Age and geography affect corporate perspectives on ESG
What also stood out was the difference in perspective dependent on geography. The survey found that while 98% of global business leaders cite ESG as a top factor in business success, only 25% of North American respondents think that prioritising an ESG strategy will be an ‘extremely important’ focus by 2032, compared to 71% of their counterparts in the Asia-Pacific region and 58% in Europe
This ‘enthusiasm gap’ could indicate a majority of North American business leaders are out of step with other leaders globally in establishing and/or achieving ESG goals. Regarding environmental factors specifically, 37% of North American executives shared that they believe their corporate greenhouse gas emissions will decline by 2032, whereas Asia Pacific and European leaders were much more optimistic at 88% and 81%, respectively.

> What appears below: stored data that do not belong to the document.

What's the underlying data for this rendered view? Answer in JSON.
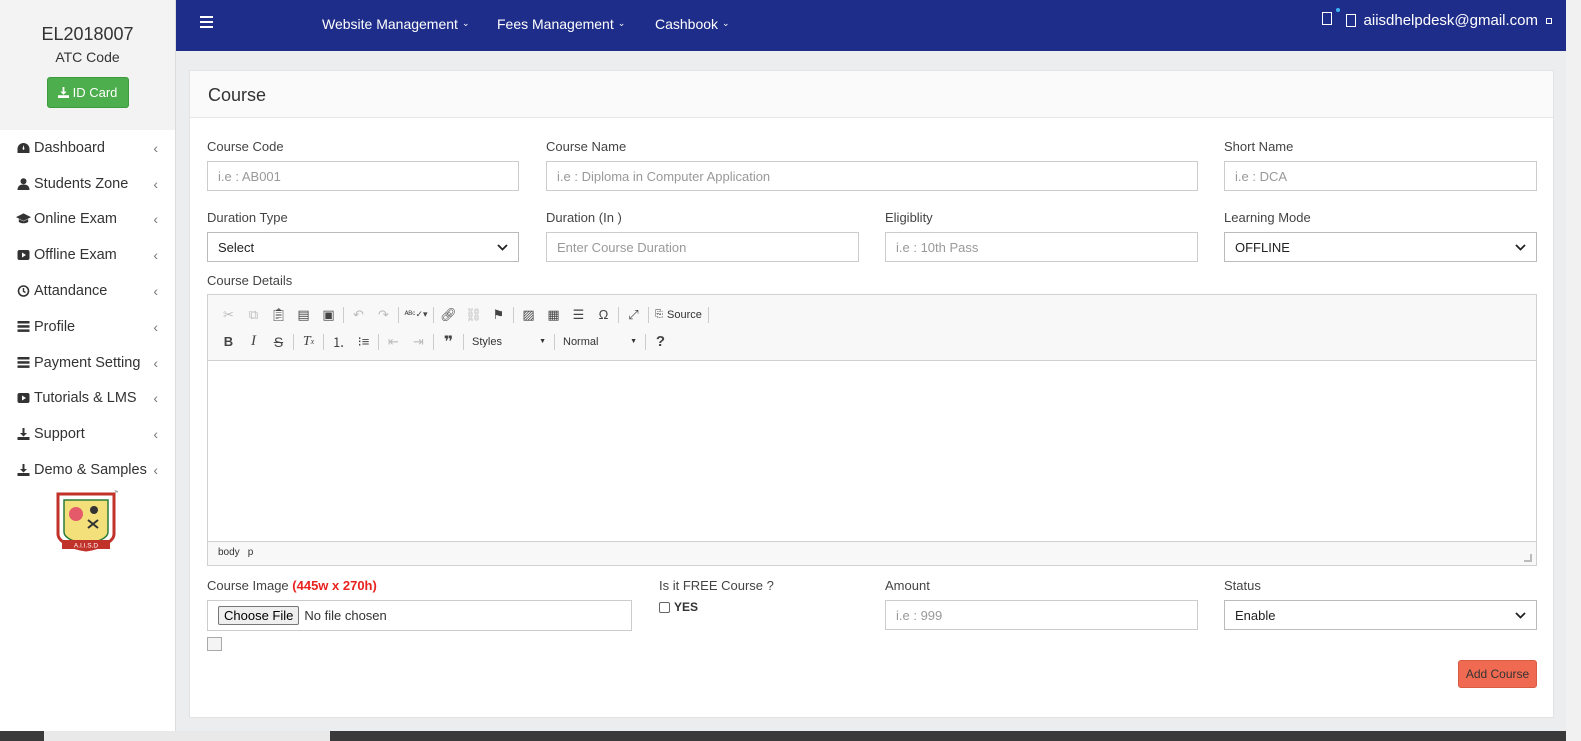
{
  "sidebar": {
    "code": "EL2018007",
    "atc_label": "ATC Code",
    "id_card_label": "ID Card",
    "items": [
      {
        "label": "Dashboard",
        "icon": "dashboard-icon"
      },
      {
        "label": "Students Zone",
        "icon": "user-icon"
      },
      {
        "label": "Online Exam",
        "icon": "graduation-cap-icon"
      },
      {
        "label": "Offline Exam",
        "icon": "play-icon"
      },
      {
        "label": "Attandance",
        "icon": "clock-icon"
      },
      {
        "label": "Profile",
        "icon": "list-icon"
      },
      {
        "label": "Payment Setting",
        "icon": "list-icon"
      },
      {
        "label": "Tutorials & LMS",
        "icon": "play-icon"
      },
      {
        "label": "Support",
        "icon": "download-icon"
      },
      {
        "label": "Demo & Samples",
        "icon": "download-icon"
      }
    ],
    "logo_text": "A.I.I.S.D"
  },
  "topbar": {
    "menus": [
      "Website Management",
      "Fees Management",
      "Cashbook"
    ],
    "email": "aiisdhelpdesk@gmail.com",
    "accent": "#1f2d8a"
  },
  "form": {
    "title": "Course",
    "course_code": {
      "label": "Course Code",
      "placeholder": "i.e : AB001"
    },
    "course_name": {
      "label": "Course Name",
      "placeholder": "i.e : Diploma in Computer Application"
    },
    "short_name": {
      "label": "Short Name",
      "placeholder": "i.e : DCA"
    },
    "duration_type": {
      "label": "Duration Type",
      "value": "Select"
    },
    "duration": {
      "label": "Duration (In )",
      "placeholder": "Enter Course Duration"
    },
    "eligibility": {
      "label": "Eligiblity",
      "placeholder": "i.e : 10th Pass"
    },
    "learning_mode": {
      "label": "Learning Mode",
      "value": "OFFLINE"
    },
    "course_details": {
      "label": "Course Details"
    },
    "editor": {
      "source_label": "Source",
      "styles_label": "Styles",
      "format_label": "Normal",
      "path": [
        "body",
        "p"
      ]
    },
    "course_image": {
      "label": "Course Image",
      "size_hint": "(445w x 270h)",
      "button": "Choose File",
      "status": "No file chosen"
    },
    "free_course": {
      "label": "Is it FREE Course ?",
      "option": "YES"
    },
    "amount": {
      "label": "Amount",
      "placeholder": "i.e : 999"
    },
    "status": {
      "label": "Status",
      "value": "Enable"
    },
    "submit_label": "Add Course"
  }
}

Generational discrepancies were also identified, with younger C-suite executives (those under the age of 50) indicating that ESG will become extremely important over the next decade (60%). Overall, almost three-quarters of respondents note their company has established a dedicated ESG or sustainability post or office.
Despite the backlash ESG is now mainstream risk management
While the backlash against ESG continues, especially in the US, when understood as a useful lens through which to identify risks to business operations in the short term (financial) and the medium to long term (physical and policy) the debate doesn’t seem to make a great deal of sense.

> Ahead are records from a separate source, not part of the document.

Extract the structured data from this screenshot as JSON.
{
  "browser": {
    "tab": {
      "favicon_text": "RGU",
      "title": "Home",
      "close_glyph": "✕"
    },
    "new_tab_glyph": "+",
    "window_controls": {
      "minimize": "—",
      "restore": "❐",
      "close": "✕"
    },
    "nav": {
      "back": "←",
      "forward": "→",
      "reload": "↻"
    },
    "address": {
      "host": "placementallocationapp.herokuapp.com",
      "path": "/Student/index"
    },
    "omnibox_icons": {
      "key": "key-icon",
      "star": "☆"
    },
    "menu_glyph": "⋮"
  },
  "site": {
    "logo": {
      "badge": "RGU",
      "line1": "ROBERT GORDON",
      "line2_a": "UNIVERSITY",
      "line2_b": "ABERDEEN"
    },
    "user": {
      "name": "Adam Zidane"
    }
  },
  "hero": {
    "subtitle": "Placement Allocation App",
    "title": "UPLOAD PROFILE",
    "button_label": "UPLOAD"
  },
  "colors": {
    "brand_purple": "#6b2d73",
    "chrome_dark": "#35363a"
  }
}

In terms of spending on ESG, 64% of surveyed leaders globally expect an increase in corporate spending to manage environmental risks ten years from now. However, 61% of North American leaders report numbers that share a different reality, with responses indicating that their companies’ spending for environmental concerns will remain the same or even decrease in ten years’ time.
Identifying where ESG risk lies
Differences arise in tracking the extreme risks that companies are most worried about now and in the next decade. When assessing the highest amount of risk across the E, S and G currently facing their companies, 43% of business leaders cite the environmental factors, compared to 37% for social and 20% for governance.

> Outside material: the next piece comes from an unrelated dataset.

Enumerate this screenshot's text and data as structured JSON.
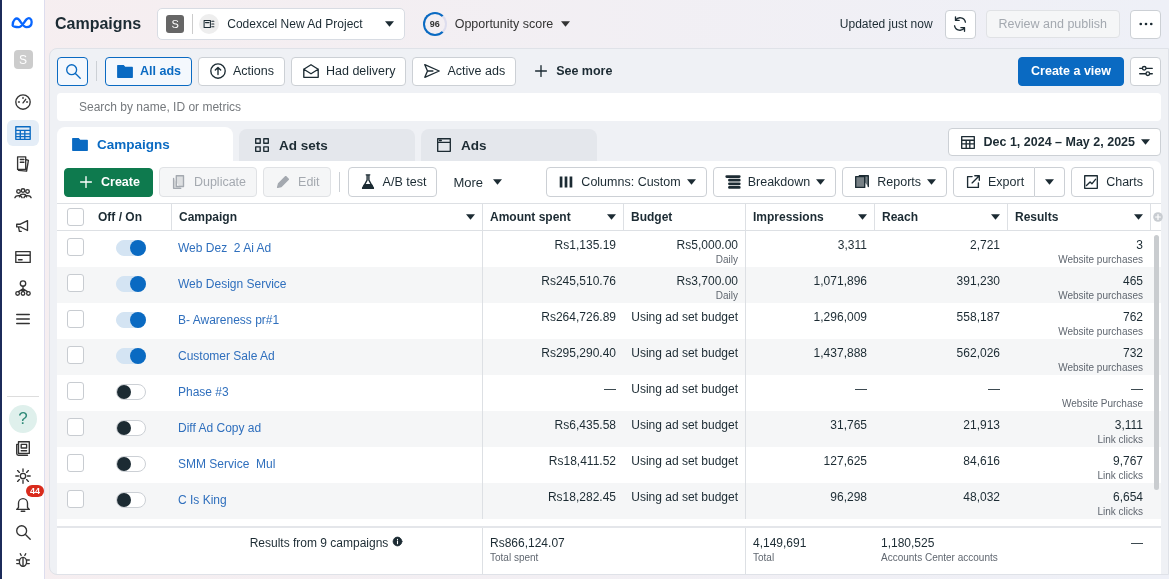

When asked what area within the ESG spectrum will pose the most ‘extreme risk’ in the next decade, 21% believed that environmental factors were the most significant, whereas 7% report they are extremely concerned about governance factors and 12% think social risks will be the most extreme risk by 2032.
Adapting ESG over the next ten years
Over three-fourths of business leaders surveyed (78%) believed that ESG reporting will become mandatory within ten years. Fewer than half of North American business leaders (49%) believe ESG reporting will become mandatory by 2032.
The survey also found that consumer demand (42%) and regulatory requirements (39%) are expected to be the top two main drivers of change within the ESG space globally in the next 10 years.
“ESG reporting is not an end in and of itself. It’s a useful mechanism to shine light onto what companies are doing and the progress they’re making toward their ESG goals,” said Christopher Wright, global leader of Protiviti’s Business Performance Improvement Solution.
“Continuing to instill reporting and compliance, be it mandatory or voluntary, into ongoing business processes will help companies progress their ESG strategy over the next decade.”
The future of ESG
There is a genuine question to be asked about why an ESG approach is not simply considered best practice governance. After all, a focus on emissions reduction through energy transition and efficiency not only helps solve an environmental problem but cuts energy use and therefore cost.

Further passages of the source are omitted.